Expression(s): Le Tante Vite dell’Harmonium
20 Novembre 2019 – 26 Gennaio 2020
Harmonium
Cosa sapete di questo strumento? A che cosa lo associate?
Probabilmente lo avrete intravisto in qualche chiesa di campagna, oppure in un angolo della sagrestia, dov’è stato dimenticato e giace pieno di polvere. Uno strumento minore, dalle vicende insignificanti, poco importante per la Storia della Musica.
Siamo pronti a scommettere che questa mostra vi farà cambiare idea. Cercheremo di raccontare i temi scientifici trattati nel Convegno Internazionale The Harmonium: Music, Musicians, Instruments and their Makers (la musica, i musicisti, i costruttori e i loro strumenti). Vogliamo che questo sia un percorso attraverso le tante storie che un oggetto sonoro può raccontare, se viene seguito nelle diverse fasi della sua esistenza: dal deposito del brevetto in Francia ai viaggi in paesi anche remoti; dalle chiese di campagna ai saloon americani, passando per le feste della buona società mitteleuropea e le sagre di paese.
Nei suoi duecento anni di vita, l’harmonium s’è legato a contesti sociali e geografici fra di essi remoti: dai campi di battaglia della Grande Guerra giù sino all’India con i missionari francescani e i pastori anglicani, per avere poi una seconda vita in Europa con le comunità indiane di migranti. Le sue capacità espressive, per dinamica e colore timbrico, l’hanno reso uno strumento di sperimentazione per raffinati compositori francesi e, allo stesso tempo, un parente serioso ma non troppo di fisarmoniche e armoniche a bocca. Non sorprende, quindi, che l’harmoniun rispunti nelle musiche popolari e del mondo oltre che nel repertorio popular e folk.
L’harmonium è anche una macchina sonora che stupisce per la sua complessità e per la capacità di riprodurre i suoni di un’orchestra sotto le dita di un solo esecutore. Così poteva accadere, intorno al 1890, che un rullo a cinquantotto fori venisse fatto scorrere su un Aeolian Orchestrelle in una sperduta fattoria del South Dakota per il divertimento di tutta la comunità, mentre a New York un concertista saliva sul palco della Carnegie Hall per domare il Manson & Hamlin a tre tastiere e pedaliera, non senza motivo chiamato The Lizst Organ. La presenza di entrambi questi strumenti nella mostra costituisce un collegamento al progetto PlayItAgain per la valorizzazione del nostro autopiano Aeolian e dei rulli.

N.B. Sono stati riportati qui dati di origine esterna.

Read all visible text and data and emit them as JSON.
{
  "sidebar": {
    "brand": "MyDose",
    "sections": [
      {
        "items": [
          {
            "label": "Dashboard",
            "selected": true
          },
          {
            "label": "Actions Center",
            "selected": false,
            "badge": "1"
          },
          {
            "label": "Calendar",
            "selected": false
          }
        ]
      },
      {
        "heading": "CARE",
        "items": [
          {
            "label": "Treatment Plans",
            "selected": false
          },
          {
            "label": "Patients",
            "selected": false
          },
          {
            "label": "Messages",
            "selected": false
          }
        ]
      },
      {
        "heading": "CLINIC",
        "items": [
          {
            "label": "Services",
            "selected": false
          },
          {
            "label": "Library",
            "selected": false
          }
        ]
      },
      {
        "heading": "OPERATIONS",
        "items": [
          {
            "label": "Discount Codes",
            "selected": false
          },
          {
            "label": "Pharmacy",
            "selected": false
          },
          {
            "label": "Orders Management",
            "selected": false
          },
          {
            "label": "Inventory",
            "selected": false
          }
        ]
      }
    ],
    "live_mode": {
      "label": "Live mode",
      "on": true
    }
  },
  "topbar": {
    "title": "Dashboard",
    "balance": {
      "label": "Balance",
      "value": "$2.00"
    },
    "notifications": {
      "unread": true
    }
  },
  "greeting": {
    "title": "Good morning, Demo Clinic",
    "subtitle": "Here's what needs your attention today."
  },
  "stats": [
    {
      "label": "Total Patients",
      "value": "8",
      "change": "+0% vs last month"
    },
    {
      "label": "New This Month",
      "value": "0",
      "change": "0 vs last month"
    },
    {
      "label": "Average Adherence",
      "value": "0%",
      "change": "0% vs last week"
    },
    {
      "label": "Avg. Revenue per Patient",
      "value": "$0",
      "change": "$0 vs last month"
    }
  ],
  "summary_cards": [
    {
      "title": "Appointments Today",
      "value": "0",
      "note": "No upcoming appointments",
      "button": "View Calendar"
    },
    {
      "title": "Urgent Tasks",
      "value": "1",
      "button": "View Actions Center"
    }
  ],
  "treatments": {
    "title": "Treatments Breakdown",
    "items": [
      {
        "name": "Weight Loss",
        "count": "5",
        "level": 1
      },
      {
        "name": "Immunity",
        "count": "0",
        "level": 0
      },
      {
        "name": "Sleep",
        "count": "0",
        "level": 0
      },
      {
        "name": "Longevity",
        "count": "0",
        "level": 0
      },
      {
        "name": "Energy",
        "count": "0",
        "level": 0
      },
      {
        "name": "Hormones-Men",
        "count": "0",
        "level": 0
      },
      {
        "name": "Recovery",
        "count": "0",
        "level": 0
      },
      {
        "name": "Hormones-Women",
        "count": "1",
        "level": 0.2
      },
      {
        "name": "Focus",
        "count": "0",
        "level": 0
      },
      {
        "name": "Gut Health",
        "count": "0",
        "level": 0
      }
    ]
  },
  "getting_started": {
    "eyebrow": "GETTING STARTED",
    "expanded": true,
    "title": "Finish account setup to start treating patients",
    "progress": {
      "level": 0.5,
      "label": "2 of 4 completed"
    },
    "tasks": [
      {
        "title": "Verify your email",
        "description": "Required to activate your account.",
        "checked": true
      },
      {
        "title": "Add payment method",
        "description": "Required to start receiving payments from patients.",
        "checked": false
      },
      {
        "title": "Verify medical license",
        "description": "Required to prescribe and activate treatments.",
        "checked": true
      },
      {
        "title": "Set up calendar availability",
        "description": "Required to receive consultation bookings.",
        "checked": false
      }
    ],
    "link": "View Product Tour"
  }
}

La vita di un artefatto a volte prosegue indipendentemente dalla funzione e destinazione originarie: diventa feticcio per collezionista, oppure una citazione visiva e sonora nell’immaginario di scrittori e registi, o, ancora, viene rifunzionalizzato in un bizzarro oggetto d’arredo vintage.
La mostra è stata pensata e realizzata come un vero e proprio laboratorio di ricerca e didattica applicata. L’ideazione del percorso espositivo, il suo allestimento, la stesura del catalogo e la comunicazione sono tutti aspetti affrontati all’interno del mio corso per la magistrale di musicologia (conservazione e restauro). Inoltre, con i docenti e allievi del corso di laurea in conservazione e restauro, abbiamo montato un laboratorio per fotografare e preparare gli strumenti all’interno di Palazzo Raimondi: è stata, innanzitutto, un’occasione per conoscersi, potendo più facilmente sbirciare quello che di solito avviene al Fodri, la sede dei laboratori del corso di Restauro. L’intera area museale è stata un cantiere aperto per la realizzazione del percorso di visita, al quale molti colleghi hanno partecipato con testi e materiali.
Allora entrate e giocate con noi: scoprite una storia che parte da un filo d’erba e finisce con un organo Hammond. Noi ci siamo divertiti e speriamo lo facciate anche voi, perché abbiamo scoperto quante cose si possono raccontare partendo da un oggetto. La scelta di questa impostazione ha particolarmente senso all’interno di un dipartimento che riunisce una “potenza di fuoco” transdisciplinare impressionante. Anche la musicologia può passare attraverso oggetti tangibili e i racconti da essi evocati.